Sookoo made the suggestions during her closing remarks of a Joint Select Committee on Land and Physical Infrastructure at the ANR Robinson Room, Parliament, on Tuesday in which she said one of the major challenges to food production was applying theoretical knowledge on crops to the field, something she said could be overcome with proper funding.
“Every year you have hundreds of graduates coming out of the UWI funded by my taxpaying dollar through the GATE programme, what am I as a consumer benefiting from this?
“These people go out there and they are unemployed, but are trained and knowledgeable in agriculture. I recommend that government look into putting a financing mechanism in place available to these young people so when they graduate they can set up a greenhouse or something.
There are challenges but we need to address the challenges appropriately.”
For his part, administrator of the Division of Food Production, Forestry and Fisheries at the Tobago House of Assembly (THA) Wendell Bernard called for certain provisions to be made for younger farmers as an incentive.

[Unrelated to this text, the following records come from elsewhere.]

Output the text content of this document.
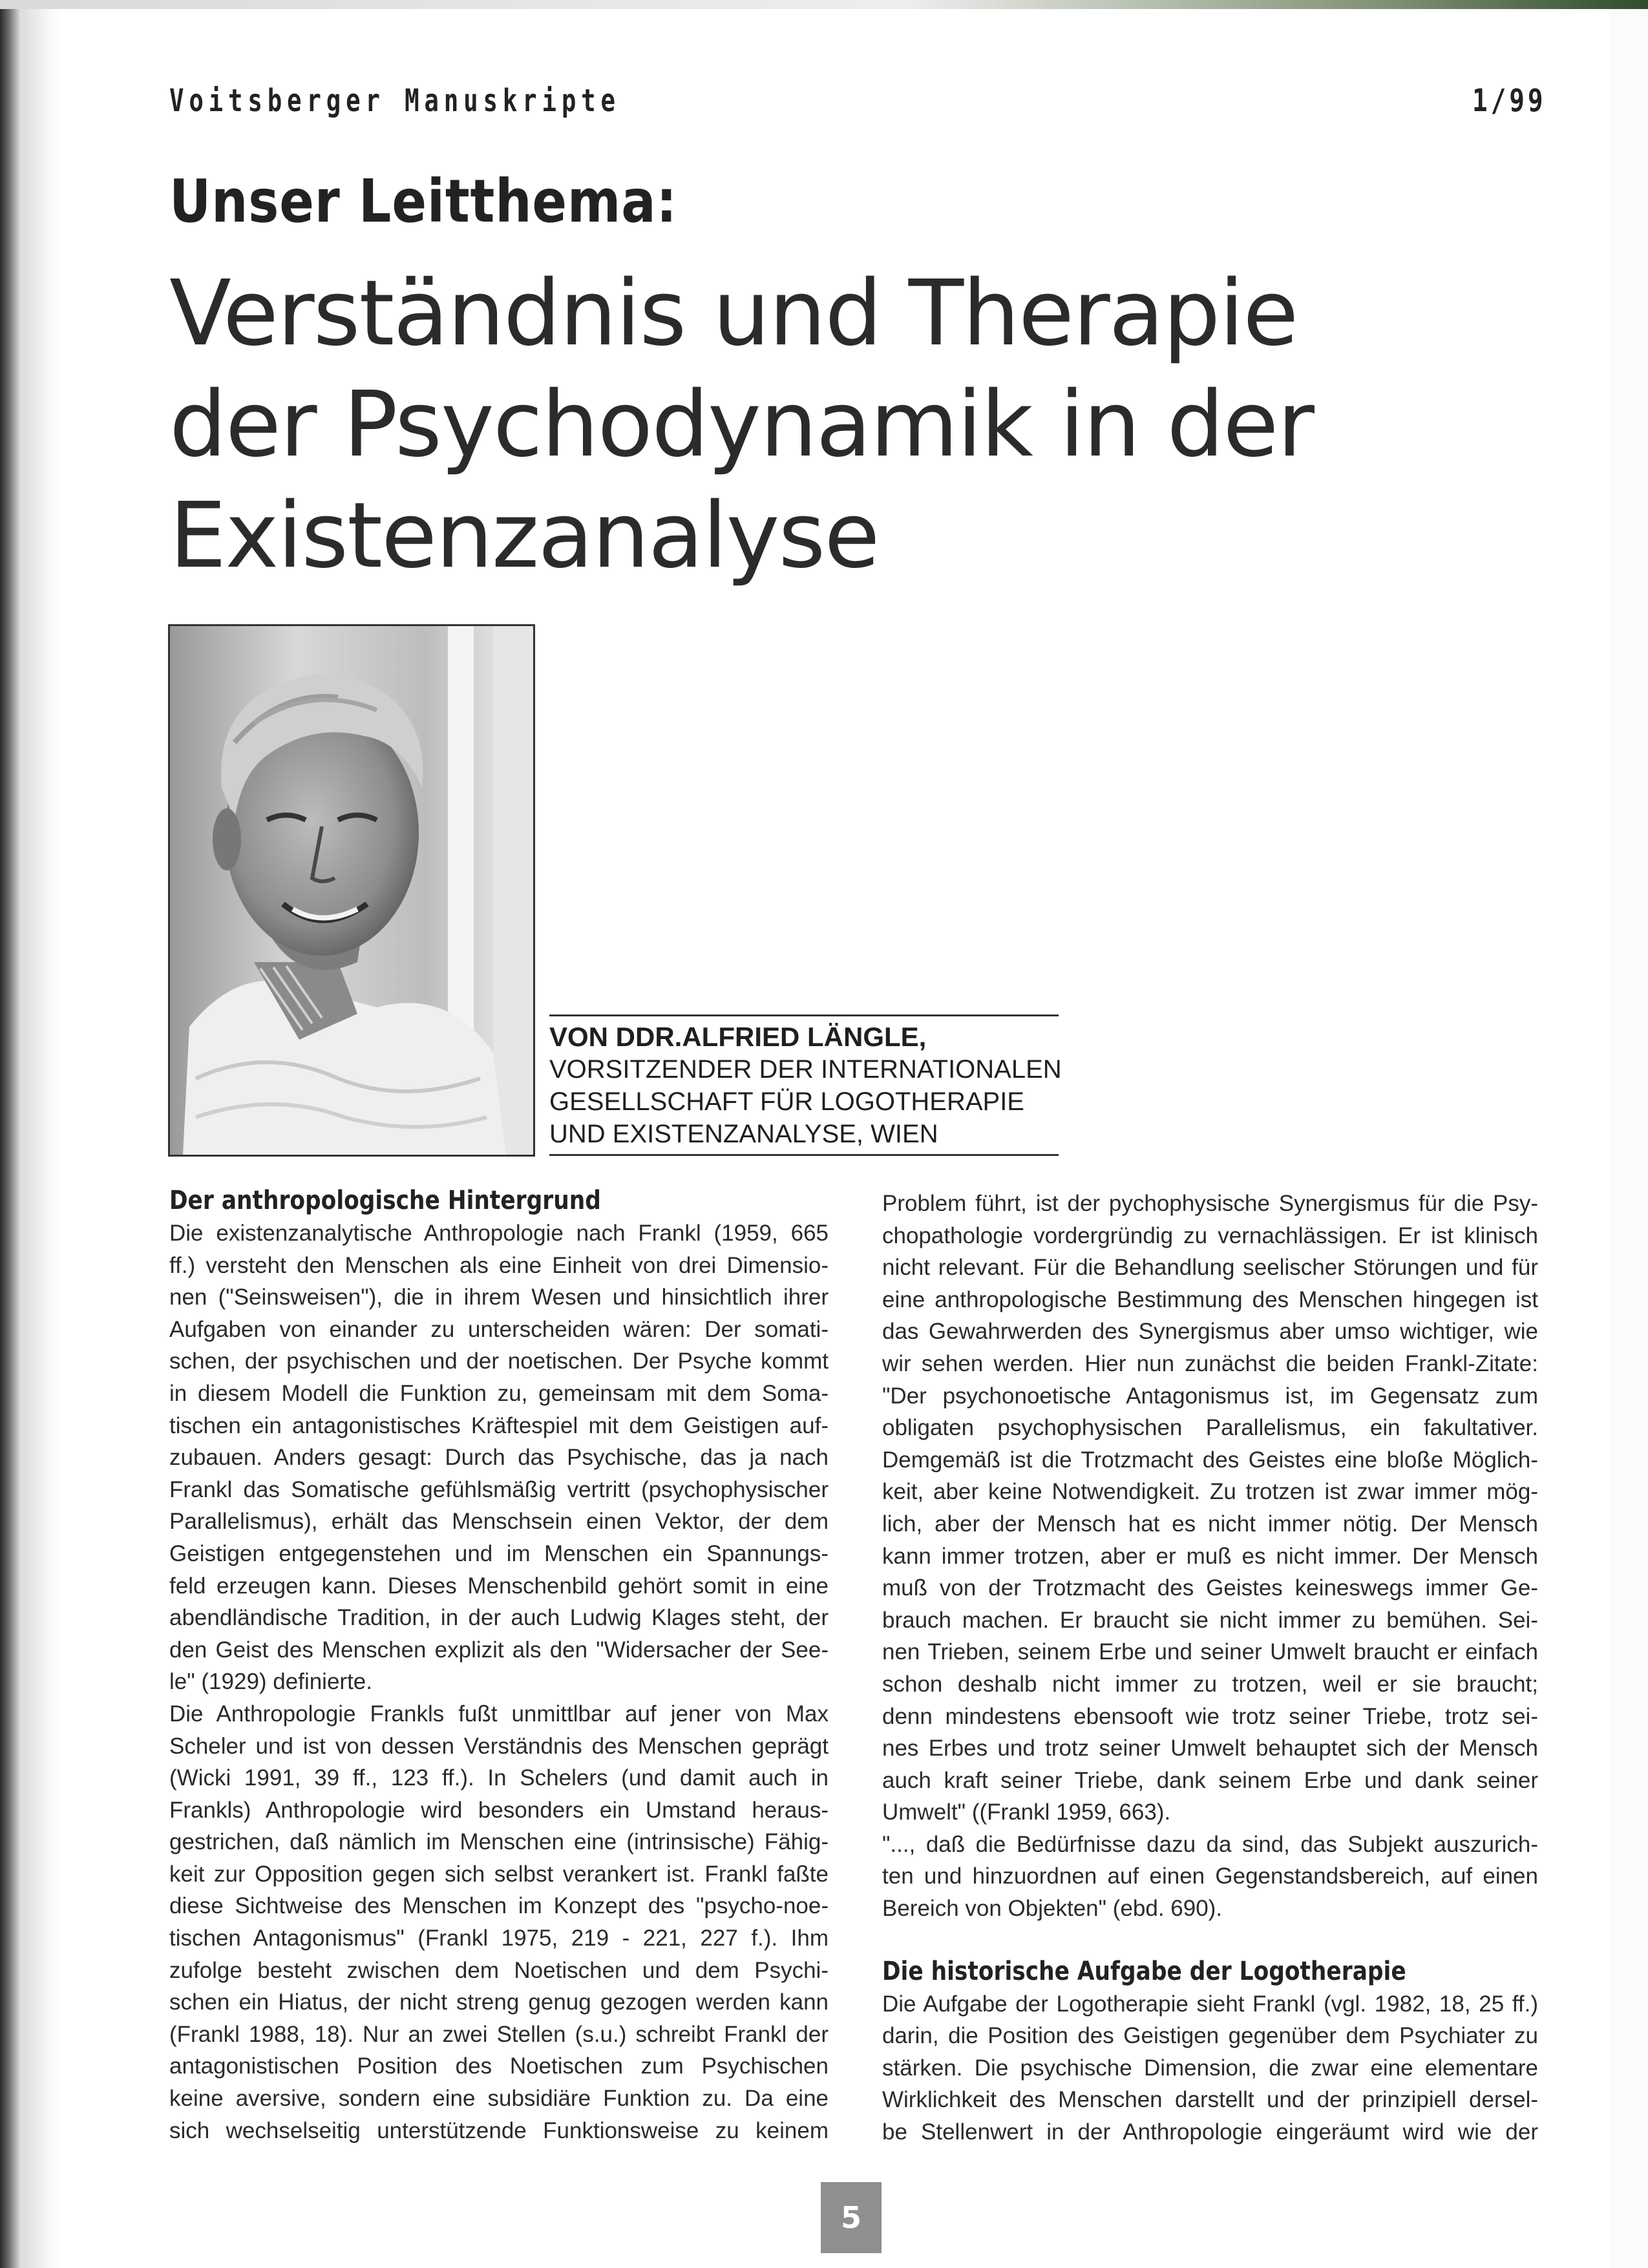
Voitsberger Manuskripte	1/99
Unser Leitthema:
Verständnis und Therapie
der Psychodynamik in der
Existenzanalyse
VON DDR.ALFRIED LÄNGLE,
VORSITZENDER DER INTERNATIONALEN
GESELLSCHAFT FÜR LOGOTHERAPIE
UND EXISTENZANALYSE, WIEN
Der anthropologische Hintergrund
Die existenzanalytische Anthropologie nach Frankl (1959, 665
ff.) versteht den Menschen als eine Einheit von drei Dimensio-
nen ("Seinsweisen"), die in ihrem Wesen und hinsichtlich ihrer
Aufgaben von einander zu unterscheiden wären: Der somati-
schen, der psychischen und der noetischen. Der Psyche kommt
in diesem Modell die Funktion zu, gemeinsam mit dem Soma-
tischen ein antagonistisches Kräftespiel mit dem Geistigen auf-
zubauen. Anders gesagt: Durch das Psychische, das ja nach
Frankl das Somatische gefühlsmäßig vertritt (psychophysischer
Parallelismus), erhält das Menschsein einen Vektor, der dem
Geistigen entgegenstehen und im Menschen ein Spannungs-
feld erzeugen kann. Dieses Menschenbild gehört somit in eine
abendländische Tradition, in der auch Ludwig Klages steht, der
den Geist des Menschen explizit als den "Widersacher der See-
le" (1929) definierte.
Die Anthropologie Frankls fußt unmittlbar auf jener von Max
Scheler und ist von dessen Verständnis des Menschen geprägt
(Wicki 1991, 39 ff., 123 ff.). In Schelers (und damit auch in
Frankls) Anthropologie wird besonders ein Umstand heraus-
gestrichen, daß nämlich im Menschen eine (intrinsische) Fähig-
keit zur Opposition gegen sich selbst verankert ist. Frankl faßte
diese Sichtweise des Menschen im Konzept des "psycho-noe-
tischen Antagonismus" (Frankl 1975, 219 - 221, 227 f.). Ihm
zufolge besteht zwischen dem Noetischen und dem Psychi-
schen ein Hiatus, der nicht streng genug gezogen werden kann
(Frankl 1988, 18). Nur an zwei Stellen (s.u.) schreibt Frankl der
antagonistischen Position des Noetischen zum Psychischen
keine aversive, sondern eine subsidiäre Funktion zu. Da eine
sich wechselseitig unterstützende Funktionsweise zu keinem
Problem führt, ist der pychophysische Synergismus für die Psy-
chopathologie vordergründig zu vernachlässigen. Er ist klinisch
nicht relevant. Für die Behandlung seelischer Störungen und für
eine anthropologische Bestimmung des Menschen hingegen ist
das Gewahrwerden des Synergismus aber umso wichtiger, wie
wir sehen werden. Hier nun zunächst die beiden Frankl-Zitate:
"Der psychonoetische Antagonismus ist, im Gegensatz zum
obligaten psychophysischen Parallelismus, ein fakultativer.
Demgemäß ist die Trotzmacht des Geistes eine bloße Möglich-
keit, aber keine Notwendigkeit. Zu trotzen ist zwar immer mög-
lich, aber der Mensch hat es nicht immer nötig. Der Mensch
kann immer trotzen, aber er muß es nicht immer. Der Mensch
muß von der Trotzmacht des Geistes keineswegs immer Ge-
brauch machen. Er braucht sie nicht immer zu bemühen. Sei-
nen Trieben, seinem Erbe und seiner Umwelt braucht er einfach
schon deshalb nicht immer zu trotzen, weil er sie braucht;
denn mindestens ebensooft wie trotz seiner Triebe, trotz sei-
nes Erbes und trotz seiner Umwelt behauptet sich der Mensch
auch kraft seiner Triebe, dank seinem Erbe und dank seiner
Umwelt" ((Frankl 1959, 663).
"..., daß die Bedürfnisse dazu da sind, das Subjekt auszurich-
ten und hinzuordnen auf einen Gegenstandsbereich, auf einen
Bereich von Objekten" (ebd. 690).
Die historische Aufgabe der Logotherapie
Die Aufgabe der Logotherapie sieht Frankl (vgl. 1982, 18, 25 ff.)
darin, die Position des Geistigen gegenüber dem Psychiater zu
stärken. Die psychische Dimension, die zwar eine elementare
Wirklichkeit des Menschen darstellt und der prinzipiell dersel-
be Stellenwert in der Anthropologie eingeräumt wird wie der
5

“One of the challenges is the cost of electricity in these set-ups, if the electricity can be provided at a cheaper cost, the farmers especially the younger ones who have very little capital.
“There has to be a public-private sector partnership, the THA can’t adequately fund agricultural development and we need private sector investment in terms of marketing and value production so the farmer will know that there is a market and profitability.”
The committee was aimed at identifying the challenges and opportunities of implementing more technologically driven methods of farming, or digital farming to maximise land use and increase crop yield.